Definitely cracked ribs, but not even pain could penetrate her despair.
The Archmage.
Unwilling to let her enemy out of her sight, she rolled until she could see him, which set off a coughing fit. Eyes watering from pain, she saw that he, too, had stepped back, albeit more gracefully. He raised a hand to his face and then dropped it abruptly. He waited until she finished coughing and could talk—and there was no expression on his face at all.
Aralorn found herself grateful that she was unable to speak for a minute because it gave her a chance to think. The ae’Magi’s face it might be, but Wolf’s yellow eyes glittered at her—as volatile as the face was not.
It was Wolf, her Wolf. The still, almost flight of his body told her that more than his eyes. Illusion could reproduce anyone’s eyes, but she was unwilling to believe that anyone but her knew Wolf’s body language that well.

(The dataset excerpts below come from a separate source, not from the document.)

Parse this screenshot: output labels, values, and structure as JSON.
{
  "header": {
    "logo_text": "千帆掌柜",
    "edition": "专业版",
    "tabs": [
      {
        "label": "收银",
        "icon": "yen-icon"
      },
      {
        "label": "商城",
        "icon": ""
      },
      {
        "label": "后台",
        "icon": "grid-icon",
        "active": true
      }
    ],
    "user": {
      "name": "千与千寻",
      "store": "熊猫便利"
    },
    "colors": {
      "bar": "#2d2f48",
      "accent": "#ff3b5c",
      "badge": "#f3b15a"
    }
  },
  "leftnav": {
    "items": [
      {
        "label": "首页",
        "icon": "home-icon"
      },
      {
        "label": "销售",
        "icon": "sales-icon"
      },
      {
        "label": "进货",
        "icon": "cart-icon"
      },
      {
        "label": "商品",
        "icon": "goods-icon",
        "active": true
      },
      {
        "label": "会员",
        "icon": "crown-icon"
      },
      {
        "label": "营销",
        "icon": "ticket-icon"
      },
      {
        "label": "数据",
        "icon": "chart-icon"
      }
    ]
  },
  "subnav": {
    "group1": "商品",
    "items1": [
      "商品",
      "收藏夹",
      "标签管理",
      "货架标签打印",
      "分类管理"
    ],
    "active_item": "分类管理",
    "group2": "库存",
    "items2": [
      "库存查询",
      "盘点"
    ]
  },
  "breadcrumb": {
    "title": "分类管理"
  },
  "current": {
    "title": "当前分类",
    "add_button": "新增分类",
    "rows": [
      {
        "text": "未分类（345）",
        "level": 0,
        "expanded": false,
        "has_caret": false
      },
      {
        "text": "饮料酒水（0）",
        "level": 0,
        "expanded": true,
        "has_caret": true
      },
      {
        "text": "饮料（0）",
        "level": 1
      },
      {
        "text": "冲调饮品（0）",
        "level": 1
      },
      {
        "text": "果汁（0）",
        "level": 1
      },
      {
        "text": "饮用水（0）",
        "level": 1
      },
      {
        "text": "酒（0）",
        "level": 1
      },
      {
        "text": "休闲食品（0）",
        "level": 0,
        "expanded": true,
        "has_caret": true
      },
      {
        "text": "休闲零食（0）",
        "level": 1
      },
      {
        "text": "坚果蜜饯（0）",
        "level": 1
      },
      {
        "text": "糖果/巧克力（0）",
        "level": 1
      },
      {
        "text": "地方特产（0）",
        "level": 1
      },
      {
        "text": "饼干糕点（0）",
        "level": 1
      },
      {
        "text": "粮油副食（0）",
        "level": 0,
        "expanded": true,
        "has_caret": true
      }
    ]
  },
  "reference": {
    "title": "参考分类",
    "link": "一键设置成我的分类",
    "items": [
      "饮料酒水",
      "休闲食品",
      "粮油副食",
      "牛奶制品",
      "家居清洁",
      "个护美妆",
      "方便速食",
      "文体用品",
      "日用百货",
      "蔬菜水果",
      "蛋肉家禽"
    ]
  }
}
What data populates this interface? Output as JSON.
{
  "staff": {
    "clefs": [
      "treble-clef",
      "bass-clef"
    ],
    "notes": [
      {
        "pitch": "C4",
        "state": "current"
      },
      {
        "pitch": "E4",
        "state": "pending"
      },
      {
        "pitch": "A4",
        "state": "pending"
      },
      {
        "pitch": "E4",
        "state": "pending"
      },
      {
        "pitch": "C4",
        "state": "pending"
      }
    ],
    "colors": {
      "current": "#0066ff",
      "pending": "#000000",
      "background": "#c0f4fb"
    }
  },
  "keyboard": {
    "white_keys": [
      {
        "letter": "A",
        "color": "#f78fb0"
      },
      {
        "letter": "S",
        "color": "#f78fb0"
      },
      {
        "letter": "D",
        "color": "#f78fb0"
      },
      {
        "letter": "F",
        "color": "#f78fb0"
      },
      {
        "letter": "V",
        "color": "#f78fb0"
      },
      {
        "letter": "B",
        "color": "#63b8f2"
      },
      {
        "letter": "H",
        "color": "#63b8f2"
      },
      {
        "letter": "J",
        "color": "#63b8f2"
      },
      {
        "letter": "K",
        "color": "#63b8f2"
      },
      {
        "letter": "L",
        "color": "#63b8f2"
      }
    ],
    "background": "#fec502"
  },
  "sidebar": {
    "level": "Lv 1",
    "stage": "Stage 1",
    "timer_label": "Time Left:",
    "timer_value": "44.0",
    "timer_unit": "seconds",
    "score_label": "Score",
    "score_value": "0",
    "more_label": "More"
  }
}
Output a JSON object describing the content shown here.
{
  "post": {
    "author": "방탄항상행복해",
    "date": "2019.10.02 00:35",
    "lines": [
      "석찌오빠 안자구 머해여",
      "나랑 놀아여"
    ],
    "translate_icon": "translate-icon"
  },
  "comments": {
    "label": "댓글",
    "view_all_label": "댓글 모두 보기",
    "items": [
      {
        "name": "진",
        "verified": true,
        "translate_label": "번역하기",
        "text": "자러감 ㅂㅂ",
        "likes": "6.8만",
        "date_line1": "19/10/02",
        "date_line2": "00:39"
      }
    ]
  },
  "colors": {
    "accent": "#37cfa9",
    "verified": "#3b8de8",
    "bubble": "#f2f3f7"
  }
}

Cain was the ae’Magi’s son, but no one had ever told her how much the son resembled the father. If the ae’Magi’s son had shown the world his magic-scarred face, the one she knew best, surely someone would have mentioned the scars. Perhaps the ae’Magi didn’t want people to remember how much he looked like his demonized son. She could believe that if he didn’t want people to comment, they wouldn’t. Her next thought was that Wolf didn’t look like a man only a few years older than Myr—a few years younger than she was. Her third thought, as her coughing slowed down, was that she’d better figure out a way to handle this—she didn’t want to hurt him again.
Before she could say anything, Wolf spoke. “If I thought that you could make it to safety alone, I would leave you in peace. Unfortunately, that is not possible. I assure you that I will leave as soon as you are back . . .”
She ended his speech with a rude word and assumed as much dignity as she could muster while lying awkwardly on the ground amid a tangle of blankets. “Idiot!” she told him. “Of course I knew who you were.” She hadn’t been certain—he’d just made her short list, but she didn’t need to tell him that. “Just how many apprentices do you think the ae’Magi has had? I know the name of every one of them, thanks to Ren. He seemed to think that information might be valuable someday. How many mages do you think would have the power to do what you did to Edom?” Two or three, she thought, but one of those was Kisrah—who had not been on her list. “Just how stupid do you think I am?” She had to pause to keep from coughing again—but he didn’t attempt to answer her question with any of his usual sarcasm, and that worried her. So she turned her defense into an attack. “Why did you hide from me again? First the wolf shape, then the mask and the scars.” She let her voice quiver and didn’t give in to the temptation to make it just a little too much. “Do you distrust me so much?”